33. The content of the contracts concerned must include the relevant elements of data protection. Moreover, in procedural terms, contract terms could be such, for example, that the data subject has a contact person on the staff of the person responsible for the transfer, whose responsibility it is to ensure compliance with the substantive standards of protection. The subject would be free to contact this person at any time and at no cost and, where applicable, obtain assistance in exercising his or her rights.
Article 3 – Final provisions
34. According to the conventional practice of the Council of Europe, an additional Protocol to a Convention can only be signed by the Signatories to the Convention itself. The European Communities, which have participated in the elaboration of the present Protocol, may sign this Protocol after acceding to the Convention under the conditions provided by it.
35. Paragraph 2 of Article 3 only applies to Council of Europe member States and to the European Communities. Paragraph 4 only applies to non-member States of the Council of Europe, which can only accede to the Protocol as well as to the Convention.
36. Paragraph 3 fixes at five the number of ratifications necessary for the entry into force of the Protocol, corresponding to the provisions of Article 22 of the Convention.

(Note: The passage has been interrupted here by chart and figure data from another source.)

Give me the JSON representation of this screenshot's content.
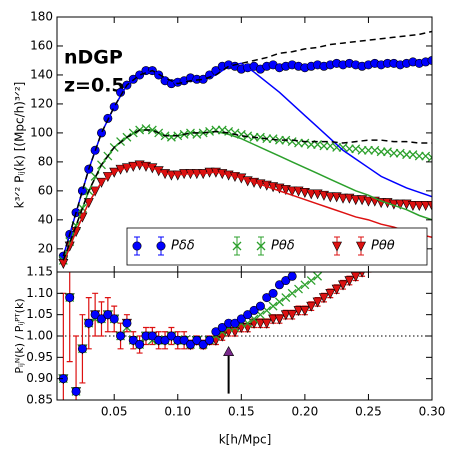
{
  "chart_data": [
    {
      "type": "scatter",
      "annotations": [
        "nDGP",
        "z=0.5"
      ],
      "ylabel": "k³ᐟ² Pᵢⱼ(k) [(Mpc/h)³ᐟ²]",
      "xlim": [
        0.005,
        0.3
      ],
      "ylim": [
        4,
        180
      ],
      "yticks": [
        20,
        40,
        60,
        80,
        100,
        120,
        140,
        160,
        180
      ],
      "x": [
        0.01,
        0.015,
        0.02,
        0.025,
        0.03,
        0.035,
        0.04,
        0.045,
        0.05,
        0.055,
        0.06,
        0.065,
        0.07,
        0.075,
        0.08,
        0.085,
        0.09,
        0.095,
        0.1,
        0.105,
        0.11,
        0.115,
        0.12,
        0.125,
        0.13,
        0.135,
        0.14,
        0.145,
        0.15,
        0.155,
        0.16,
        0.165,
        0.17,
        0.175,
        0.18,
        0.185,
        0.19,
        0.195,
        0.2,
        0.205,
        0.21,
        0.215,
        0.22,
        0.225,
        0.23,
        0.235,
        0.24,
        0.245,
        0.25,
        0.255,
        0.26,
        0.265,
        0.27,
        0.275,
        0.28,
        0.285,
        0.29,
        0.295,
        0.3
      ],
      "series": [
        {
          "name": "Pδδ",
          "color": "#0000ff",
          "marker": "circle",
          "values": [
            15,
            30,
            45,
            60,
            75,
            88,
            100,
            110,
            118,
            128,
            133,
            137,
            140,
            143,
            143,
            140,
            136,
            134,
            135,
            136,
            138,
            137,
            137,
            140,
            143,
            146,
            147,
            146,
            144,
            145,
            146,
            144,
            146,
            147,
            145,
            146,
            147,
            146,
            145,
            146,
            147,
            146,
            147,
            148,
            147,
            148,
            147,
            146,
            147,
            148,
            147,
            148,
            148,
            147,
            148,
            149,
            148,
            149,
            150
          ]
        },
        {
          "name": "Pθδ",
          "color": "#2ca02c",
          "marker": "x",
          "values": [
            12,
            25,
            36,
            48,
            60,
            70,
            78,
            84,
            90,
            94,
            97,
            100,
            102,
            103,
            102,
            100,
            98,
            97,
            98,
            99,
            100,
            99,
            100,
            101,
            102,
            102,
            101,
            100,
            99,
            98,
            97,
            97,
            96,
            96,
            95,
            95,
            94,
            93,
            93,
            92,
            92,
            91,
            91,
            90,
            90,
            89,
            89,
            88,
            88,
            88,
            87,
            87,
            86,
            86,
            85,
            85,
            84,
            84,
            83
          ]
        },
        {
          "name": "Pθθ",
          "color": "#dd1111",
          "marker": "triangle",
          "values": [
            10,
            22,
            32,
            42,
            52,
            60,
            66,
            70,
            73,
            75,
            76,
            77,
            78,
            77,
            76,
            74,
            72,
            71,
            71,
            72,
            72,
            72,
            72,
            73,
            73,
            72,
            71,
            70,
            69,
            67,
            66,
            65,
            64,
            63,
            62,
            61,
            60,
            60,
            59,
            58,
            58,
            57,
            56,
            56,
            55,
            55,
            54,
            54,
            53,
            53,
            52,
            52,
            51,
            51,
            51,
            50,
            50,
            50,
            50
          ]
        },
        {
          "color": "#0000ff",
          "style": "solid",
          "x": [
            0.01,
            0.02,
            0.03,
            0.04,
            0.05,
            0.06,
            0.07,
            0.08,
            0.09,
            0.1,
            0.11,
            0.12,
            0.13,
            0.14,
            0.15,
            0.16,
            0.17,
            0.18,
            0.19,
            0.2,
            0.21,
            0.22,
            0.23,
            0.24,
            0.25,
            0.26,
            0.27,
            0.28,
            0.29,
            0.3
          ],
          "values": [
            15,
            45,
            75,
            100,
            118,
            133,
            140,
            143,
            138,
            134,
            136,
            137,
            140,
            146,
            148,
            142,
            135,
            128,
            120,
            112,
            104,
            96,
            88,
            82,
            76,
            70,
            66,
            62,
            59,
            56
          ]
        },
        {
          "color": "#2ca02c",
          "style": "solid",
          "x": [
            0.01,
            0.02,
            0.03,
            0.04,
            0.05,
            0.06,
            0.07,
            0.08,
            0.09,
            0.1,
            0.11,
            0.12,
            0.13,
            0.14,
            0.15,
            0.16,
            0.17,
            0.18,
            0.19,
            0.2,
            0.21,
            0.22,
            0.23,
            0.24,
            0.25,
            0.26,
            0.27,
            0.28,
            0.29,
            0.3
          ],
          "values": [
            12,
            36,
            60,
            78,
            90,
            97,
            102,
            102,
            98,
            98,
            100,
            100,
            101,
            99,
            96,
            92,
            88,
            84,
            80,
            76,
            72,
            68,
            64,
            60,
            57,
            53,
            50,
            47,
            43,
            40
          ]
        },
        {
          "color": "#dd1111",
          "style": "solid",
          "x": [
            0.01,
            0.02,
            0.03,
            0.04,
            0.05,
            0.06,
            0.07,
            0.08,
            0.09,
            0.1,
            0.11,
            0.12,
            0.13,
            0.14,
            0.15,
            0.16,
            0.17,
            0.18,
            0.19,
            0.2,
            0.21,
            0.22,
            0.23,
            0.24,
            0.25,
            0.26,
            0.27,
            0.28,
            0.29,
            0.3
          ],
          "values": [
            10,
            32,
            52,
            66,
            73,
            76,
            78,
            76,
            72,
            71,
            72,
            72,
            73,
            71,
            69,
            66,
            63,
            60,
            57,
            54,
            51,
            48,
            45,
            42,
            40,
            37,
            35,
            32,
            30,
            28
          ]
        },
        {
          "color": "#000000",
          "style": "dashed",
          "x": [
            0.01,
            0.02,
            0.03,
            0.04,
            0.05,
            0.06,
            0.07,
            0.08,
            0.09,
            0.1,
            0.11,
            0.12,
            0.13,
            0.14,
            0.15,
            0.16,
            0.17,
            0.18,
            0.19,
            0.2,
            0.21,
            0.22,
            0.23,
            0.24,
            0.25,
            0.26,
            0.27,
            0.28,
            0.29,
            0.3
          ],
          "values": [
            15,
            45,
            75,
            100,
            118,
            133,
            140,
            143,
            138,
            134,
            136,
            137,
            140,
            146,
            148,
            150,
            152,
            155,
            156,
            158,
            159,
            161,
            162,
            163,
            164,
            165,
            166,
            167,
            168,
            170
          ]
        },
        {
          "color": "#000000",
          "style": "dashed",
          "x": [
            0.01,
            0.02,
            0.03,
            0.04,
            0.05,
            0.06,
            0.07,
            0.08,
            0.09,
            0.1,
            0.11,
            0.12,
            0.13,
            0.14,
            0.15,
            0.16,
            0.17,
            0.18,
            0.19,
            0.2,
            0.21,
            0.22,
            0.23,
            0.24,
            0.25,
            0.26,
            0.27,
            0.28,
            0.29,
            0.3
          ],
          "values": [
            12,
            36,
            60,
            78,
            90,
            97,
            102,
            102,
            98,
            98,
            100,
            100,
            101,
            100,
            98,
            97,
            96,
            95,
            95,
            94,
            94,
            94,
            93,
            94,
            95,
            95,
            94,
            94,
            93,
            93
          ]
        }
      ]
    },
    {
      "type": "scatter",
      "ylabel": "Pᵢⱼᴺ(k) / Pᵢⱼᴾᵀ(k)",
      "xlabel": "k[h/Mpc]",
      "xlim": [
        0.005,
        0.3
      ],
      "ylim": [
        0.85,
        1.15
      ],
      "xticks": [
        0.05,
        {
          "value": 0.1,
          "label": "0.10"
        },
        0.15,
        {
          "value": 0.2,
          "label": "0.20"
        },
        0.25,
        {
          "value": 0.3,
          "label": "0.30"
        }
      ],
      "yticks": [
        0.85,
        {
          "value": 0.9,
          "label": "0.90"
        },
        0.95,
        {
          "value": 1,
          "label": "1.00"
        },
        1.05,
        {
          "value": 1.1,
          "label": "1.10"
        },
        1.15
      ],
      "reference_line": 1,
      "arrow": {
        "x": 0.14,
        "from": 0.865,
        "to": 0.975
      },
      "series": [
        {
          "color": "#dd1111",
          "marker": "triangle",
          "x": [
            0.01,
            0.015,
            0.02,
            0.025,
            0.03,
            0.035,
            0.04,
            0.045,
            0.05,
            0.055,
            0.06,
            0.065,
            0.07,
            0.075,
            0.08,
            0.085,
            0.09,
            0.095,
            0.1,
            0.105,
            0.11,
            0.115,
            0.12,
            0.125,
            0.13,
            0.135,
            0.14,
            0.145,
            0.15,
            0.155,
            0.16,
            0.165,
            0.17,
            0.175,
            0.18,
            0.185,
            0.19,
            0.195,
            0.2,
            0.205,
            0.21,
            0.215,
            0.22,
            0.225,
            0.23,
            0.235,
            0.24,
            0.245,
            0.25
          ],
          "values": [
            0.9,
            1.09,
            0.87,
            0.97,
            1.03,
            1.05,
            1.04,
            1.05,
            1.04,
            1,
            1.03,
            0.99,
            0.98,
            1,
            1,
            0.99,
            0.99,
            1,
            0.99,
            0.99,
            0.98,
            0.99,
            0.98,
            0.99,
            0.99,
            1,
            1.01,
            1.01,
            1.02,
            1.02,
            1.03,
            1.03,
            1.03,
            1.04,
            1.04,
            1.05,
            1.05,
            1.06,
            1.06,
            1.07,
            1.08,
            1.09,
            1.1,
            1.11,
            1.12,
            1.13,
            1.14,
            1.15,
            1.16
          ],
          "errors": [
            0.2,
            0.15,
            0.13,
            0.08,
            0.06,
            0.05,
            0.04,
            0.04,
            0.03,
            0.03,
            0.02,
            0.02,
            0.02,
            0.02,
            0.02,
            0.02,
            0.02,
            0.02,
            0.02,
            0.02,
            0.01,
            0.01,
            0.01,
            0.01,
            0.01,
            0.01,
            0.01,
            0.01,
            0.01,
            0.01,
            0.01,
            0.01,
            0.01,
            0.01,
            0.01,
            0.01,
            0.01,
            0.01,
            0.01,
            0.01,
            0.01,
            0.01,
            0.01,
            0.01,
            0.01,
            0.01,
            0.01,
            0.01,
            0.01
          ]
        },
        {
          "color": "#2ca02c",
          "marker": "x",
          "x": [
            0.01,
            0.015,
            0.02,
            0.025,
            0.03,
            0.035,
            0.04,
            0.045,
            0.05,
            0.055,
            0.06,
            0.065,
            0.07,
            0.075,
            0.08,
            0.085,
            0.09,
            0.095,
            0.1,
            0.105,
            0.11,
            0.115,
            0.12,
            0.125,
            0.13,
            0.135,
            0.14,
            0.145,
            0.15,
            0.155,
            0.16,
            0.165,
            0.17,
            0.175,
            0.18,
            0.185,
            0.19,
            0.195,
            0.2,
            0.205,
            0.21
          ],
          "values": [
            0.9,
            1.09,
            0.87,
            0.97,
            1.03,
            1.04,
            1.04,
            1.05,
            1.04,
            1,
            1.02,
            0.99,
            0.98,
            1,
            0.99,
            0.99,
            0.99,
            1,
            0.99,
            0.99,
            0.98,
            0.99,
            0.98,
            0.99,
            1,
            1.01,
            1.02,
            1.02,
            1.03,
            1.03,
            1.04,
            1.05,
            1.06,
            1.07,
            1.08,
            1.09,
            1.1,
            1.11,
            1.12,
            1.13,
            1.14
          ]
        },
        {
          "color": "#0000ff",
          "marker": "circle",
          "x": [
            0.01,
            0.015,
            0.02,
            0.025,
            0.03,
            0.035,
            0.04,
            0.045,
            0.05,
            0.055,
            0.06,
            0.065,
            0.07,
            0.075,
            0.08,
            0.085,
            0.09,
            0.095,
            0.1,
            0.105,
            0.11,
            0.115,
            0.12,
            0.125,
            0.13,
            0.135,
            0.14,
            0.145,
            0.15,
            0.155,
            0.16,
            0.165,
            0.17,
            0.175,
            0.18,
            0.185,
            0.19
          ],
          "values": [
            0.9,
            1.09,
            0.87,
            0.97,
            1.03,
            1.05,
            1.04,
            1.05,
            1.04,
            1,
            1.03,
            0.99,
            0.98,
            1,
            1,
            0.99,
            0.99,
            1,
            0.99,
            0.99,
            0.98,
            0.99,
            0.98,
            0.99,
            1.01,
            1.02,
            1.03,
            1.03,
            1.04,
            1.05,
            1.06,
            1.07,
            1.09,
            1.1,
            1.12,
            1.13,
            1.14
          ]
        }
      ]
    }
  ]
}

37. The provisions in paragraphs 3 to 6 are in conformity with the final clauses of the Convention and with the customary final clauses contained in Council of Europe conventions and protocols.
(1) Or “controller of the file”.
(2) In respect of the procedural guarantees set forth in Article 8 of the European Convention on Human Rights, the case law of the organs of this Convention already considers the intervention of an independent body, in certain circumstances, as a guarantee of “effective supervision” of the need for an interference by a public authority with the exercise of the rights provided by Article 8 (cf Gaskin vs United Kingdom, decision of 7 July 1989, series A no. 160, § 49).